On pondering what my piece was going to be I suddenly realised how much of the colour or  similar hues I have around my garden and they all have the lime green as well. I went with one of my terracotta / Marsala ?? pots I have around the garden.  The intention was to have the leaves hanging off the border but in my rush I quilted them down hence they have been chopped off.  I think I will go back and add possibly 3 'loose' leaves that will sort that out. I also realised afterwards I had cut the green shibori fabric on the left binding the wrong way. That is staying.

Here are a couple of the other 'things' I have around me in the garden along with, can you believe it, a ball of wool, almost in the correct colour, that was in my goodie bag from our Festival.


Marsala: Water Tower #9

Water Tower #9

My response to the challenge has 9 or 10 other colours in it apart from the Marsala wine-red, which I had on hand from a long-ago dyeing session. If I were to do it again, I would use a more mottled fabric for the sky to add interest.

The image is based on a photo taken by a friend who visited New York and, knowing of my fixation on water towers, shared the photo below. 

original photo, taken by a friend


I have titled this Sea Urchin as the idea popped into my head that I could use this colour after drawing up a piece, which I may add this was done in the first couple of weeks (the drawing that is), but only started the piece last week!  I had my computer on with the colour on the screen and went through my stash and eventually decided to use a selection of fabric that all seemed to be the right colour, so used most of them.  After completing the piece I realised I could have quilted it differently but it was too late, so here it is.

The background colour on the piece does not reflect what it actually is very well  - it is a lovely aqua which sets off the marsala.

Planted Feathers

I was grasping for a direction so started by using the 3 in 1 colour tool by Joen Wolfrom. I collected all the fabric, buttons, trims and threads in my stash of the suggested colours on the 'marsala' colour card and started playing. After a friend asked me if it would be possible to make fabric feathers I pursued the 'planted' idea.
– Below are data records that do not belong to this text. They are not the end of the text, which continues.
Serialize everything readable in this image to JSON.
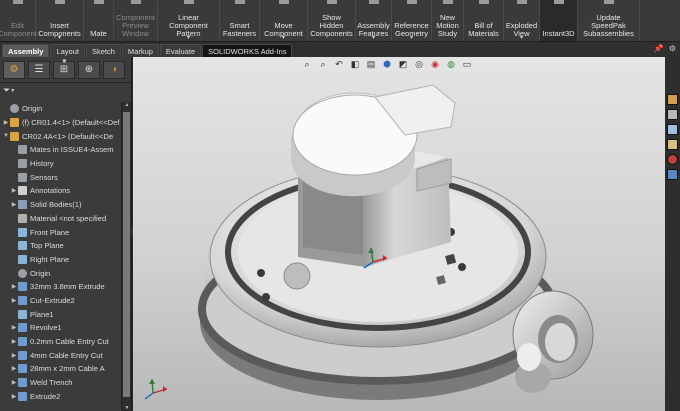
{
  "ribbon": {
    "buttons": [
      {
        "name": "edit-component-button",
        "label": "Edit\nComponent",
        "disabled": true,
        "width": 36
      },
      {
        "name": "insert-components-button",
        "label": "Insert\nComponents",
        "disabled": false,
        "width": 48,
        "caret": true
      },
      {
        "name": "mate-button",
        "label": "Mate",
        "disabled": false,
        "width": 30
      },
      {
        "name": "component-preview-window-button",
        "label": "Component\nPreview\nWindow",
        "disabled": true,
        "width": 44
      },
      {
        "name": "linear-component-pattern-button",
        "label": "Linear Component\nPattern",
        "disabled": false,
        "width": 62,
        "caret": true
      },
      {
        "name": "smart-fasteners-button",
        "label": "Smart\nFasteners",
        "disabled": false,
        "width": 40
      },
      {
        "name": "move-component-button",
        "label": "Move\nComponent",
        "disabled": false,
        "width": 48,
        "caret": true
      },
      {
        "name": "show-hidden-components-button",
        "label": "Show\nHidden\nComponents",
        "disabled": false,
        "width": 48
      },
      {
        "name": "assembly-features-button",
        "label": "Assembly\nFeatures",
        "disabled": false,
        "width": 36,
        "caret": true
      },
      {
        "name": "reference-geometry-button",
        "label": "Reference\nGeometry",
        "disabled": false,
        "width": 40,
        "caret": true
      },
      {
        "name": "new-motion-study-button",
        "label": "New\nMotion\nStudy",
        "disabled": false,
        "width": 32
      },
      {
        "name": "bill-of-materials-button",
        "label": "Bill of\nMaterials",
        "disabled": false,
        "width": 40
      },
      {
        "name": "exploded-view-button",
        "label": "Exploded\nView",
        "disabled": false,
        "width": 36,
        "caret": true
      },
      {
        "name": "instant3d-button",
        "label": "Instant3D",
        "disabled": false,
        "width": 38,
        "active": true
      },
      {
        "name": "update-speedpak-button",
        "label": "Update\nSpeedPak\nSubassemblies",
        "disabled": false,
        "width": 62
      }
    ]
  },
  "tabs": [
    {
      "label": "Assembly",
      "active": true
    },
    {
      "label": "Layout"
    },
    {
      "label": "Sketch"
    },
    {
      "label": "Markup"
    },
    {
      "label": "Evaluate"
    },
    {
      "label": "SOLIDWORKS Add-Ins",
      "black": true
    }
  ],
  "tree": [
    {
      "label": "Origin",
      "indent": 0,
      "arrow": "",
      "icon": "origin-icon",
      "color": "#9aa0a6"
    },
    {
      "label": "(f) CR01.4<1> (Default<<Def",
      "indent": 0,
      "arrow": "▶",
      "icon": "part-icon",
      "color": "#d9a441"
    },
    {
      "label": "CR02.4A<1> (Default<<De",
      "indent": 0,
      "arrow": "▼",
      "icon": "part-icon",
      "color": "#d9a441"
    },
    {
      "label": "Mates in ISSUE4-Assem",
      "indent": 1,
      "arrow": "",
      "icon": "mates-icon",
      "color": "#9aa0a6"
    },
    {
      "label": "History",
      "indent": 1,
      "arrow": "",
      "icon": "history-icon",
      "color": "#9aa0a6"
    },
    {
      "label": "Sensors",
      "indent": 1,
      "arrow": "",
      "icon": "sensor-icon",
      "color": "#9aa0a6"
    },
    {
      "label": "Annotations",
      "indent": 1,
      "arrow": "▶",
      "icon": "annotation-icon",
      "color": "#cfcfcf"
    },
    {
      "label": "Solid Bodies(1)",
      "indent": 1,
      "arrow": "▶",
      "icon": "solid-bodies-icon",
      "color": "#8aa0b8"
    },
    {
      "label": "Material <not specified",
      "indent": 1,
      "arrow": "",
      "icon": "material-icon",
      "color": "#b0b0b0"
    },
    {
      "label": "Front Plane",
      "indent": 1,
      "arrow": "",
      "icon": "plane-icon",
      "color": "#8ab4d8"
    },
    {
      "label": "Top Plane",
      "indent": 1,
      "arrow": "",
      "icon": "plane-icon",
      "color": "#8ab4d8"
    },
    {
      "label": "Right Plane",
      "indent": 1,
      "arrow": "",
      "icon": "plane-icon",
      "color": "#8ab4d8"
    },
    {
      "label": "Origin",
      "indent": 1,
      "arrow": "",
      "icon": "origin-icon",
      "color": "#9aa0a6"
    },
    {
      "label": "32mm 3.8mm Extrude",
      "indent": 1,
      "arrow": "▶",
      "icon": "extrude-icon",
      "color": "#6f9bd0"
    },
    {
      "label": "Cut-Extrude2",
      "indent": 1,
      "arrow": "▶",
      "icon": "cut-extrude-icon",
      "color": "#6f9bd0"
    },
    {
      "label": "Plane1",
      "indent": 1,
      "arrow": "",
      "icon": "plane-icon",
      "color": "#8ab4d8"
    },
    {
      "label": "Revolve1",
      "indent": 1,
      "arrow": "▶",
      "icon": "revolve-icon",
      "color": "#6f9bd0"
    },
    {
      "label": "0.2mm Cable Entry Cut",
      "indent": 1,
      "arrow": "▶",
      "icon": "cut-extrude-icon",
      "color": "#6f9bd0"
    },
    {
      "label": "4mm Cable Entry Cut",
      "indent": 1,
      "arrow": "▶",
      "icon": "cut-extrude-icon",
      "color": "#6f9bd0"
    },
    {
      "label": "28mm x 2mm Cable A",
      "indent": 1,
      "arrow": "▶",
      "icon": "cut-extrude-icon",
      "color": "#6f9bd0"
    },
    {
      "label": "Weld Trench",
      "indent": 1,
      "arrow": "▶",
      "icon": "cut-extrude-icon",
      "color": "#6f9bd0"
    },
    {
      "label": "Extrude2",
      "indent": 1,
      "arrow": "▶",
      "icon": "extrude-icon",
      "color": "#6f9bd0"
    }
  ]
}
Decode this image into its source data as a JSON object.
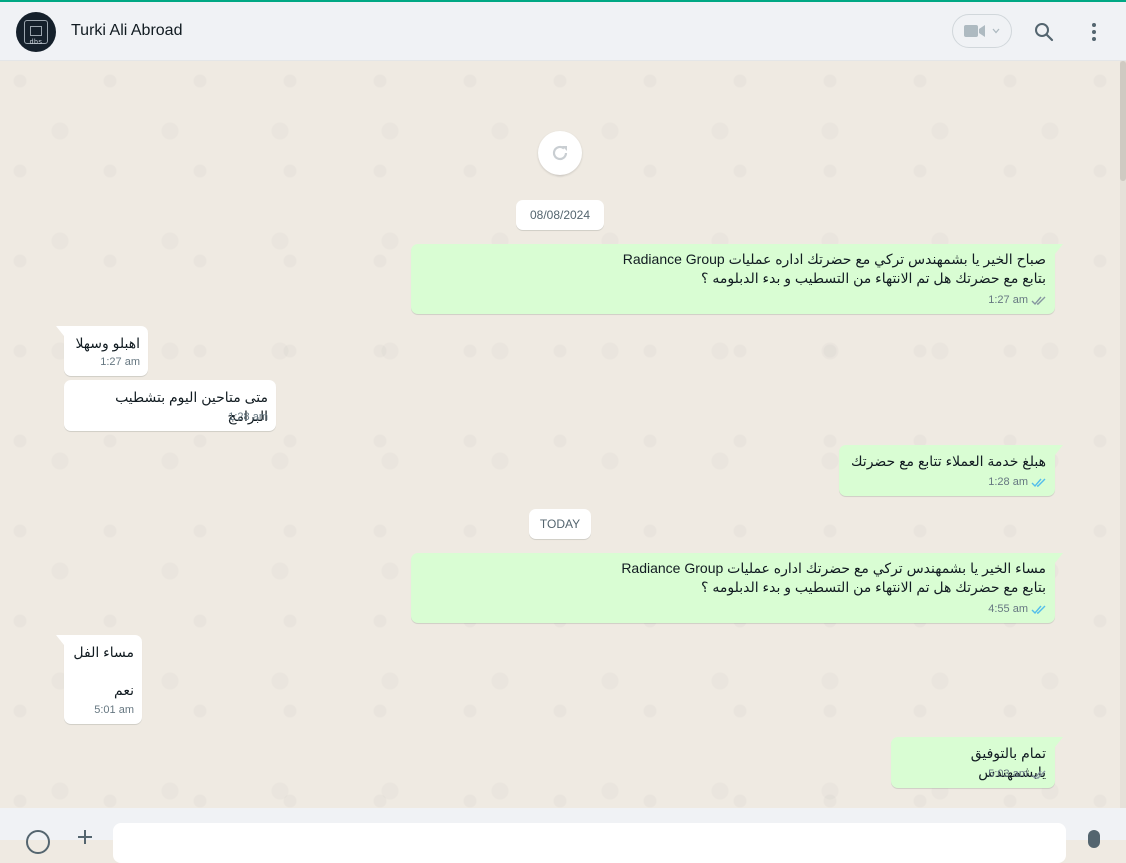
{
  "header": {
    "contact_name": "Turki Ali Abroad",
    "avatar_label": "dbs",
    "icons": [
      "video-call-icon",
      "search-icon",
      "menu-icon"
    ]
  },
  "colors": {
    "accent": "#00a884",
    "outgoing_bubble": "#d9fdd3",
    "incoming_bubble": "#ffffff",
    "read_ticks": "#53bdeb",
    "delivered_ticks": "#8696a0"
  },
  "chat": {
    "date_separators": [
      "08/08/2024",
      "TODAY"
    ],
    "messages": [
      {
        "direction": "out",
        "text": "صباح الخير يا بشمهندس تركي مع  حضرتك اداره عمليات Radiance Group\nبتابع مع حضرتك هل تم الانتهاء من التسطيب و بدء الدبلومه ؟",
        "time": "1:27 am",
        "status": "delivered"
      },
      {
        "direction": "in",
        "text": "اهبلو وسهلا",
        "time": "1:27 am"
      },
      {
        "direction": "in",
        "text": "متى متاحين اليوم بتشطيب البرامج",
        "time": "1:28 am"
      },
      {
        "direction": "out",
        "text": "هبلغ خدمة العملاء تتابع مع حضرتك",
        "time": "1:28 am",
        "status": "read"
      },
      {
        "direction": "out",
        "text": "مساء الخير يا بشمهندس تركي مع  حضرتك اداره عمليات Radiance Group\nبتابع مع حضرتك هل تم الانتهاء من التسطيب و بدء الدبلومه ؟",
        "time": "4:55 am",
        "status": "read"
      },
      {
        "direction": "in",
        "text": "مساء الفل\n\nنعم",
        "time": "5:01 am"
      },
      {
        "direction": "out",
        "text": "تمام بالتوفيق يابشمهندس",
        "time": "5:03 am",
        "status": "delivered"
      }
    ]
  }
}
Marsala, or three pieces in a series of one!

Having disappointed myself with the last challenge, I wanted to do better this time.  As I was labouring under the mistaken belief that the pieces had to be done by the end of July I was ready early for once.
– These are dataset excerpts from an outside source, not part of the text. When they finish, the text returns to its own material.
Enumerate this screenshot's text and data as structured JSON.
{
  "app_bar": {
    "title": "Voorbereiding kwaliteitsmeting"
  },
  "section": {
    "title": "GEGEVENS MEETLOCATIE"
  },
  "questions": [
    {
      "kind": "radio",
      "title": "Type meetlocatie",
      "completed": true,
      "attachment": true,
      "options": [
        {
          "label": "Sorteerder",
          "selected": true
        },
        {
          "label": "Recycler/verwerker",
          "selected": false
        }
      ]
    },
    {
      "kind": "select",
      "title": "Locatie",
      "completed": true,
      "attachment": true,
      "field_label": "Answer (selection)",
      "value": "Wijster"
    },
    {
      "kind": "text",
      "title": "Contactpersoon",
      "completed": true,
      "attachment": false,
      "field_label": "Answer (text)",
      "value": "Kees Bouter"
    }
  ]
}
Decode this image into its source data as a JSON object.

I wanted to use some of my experiences in New Zealand as a basis for the piece, and Maori carvings in a rich red, marsala, colour seemed to offer the best way forward.
 Here's my first attempt.  I wasn't too happy with the finished piece, so I tried again!
 This was much better, but I still wasn't sure about it.  Then I spent a happy two days working with Gloria Loughman, and decided to try an idea from that session.  I've used the same marsala coloured fabric, and still have New Zealand as the theme.
I was much happier with this.  The hills are meant to look like parched grass, with sheep tracks going round the hills, but they do seem to have ended up more like sand dunes (we saw those too).  Trying three times was a valuable lesson, and I find now I like both the latter two pieces.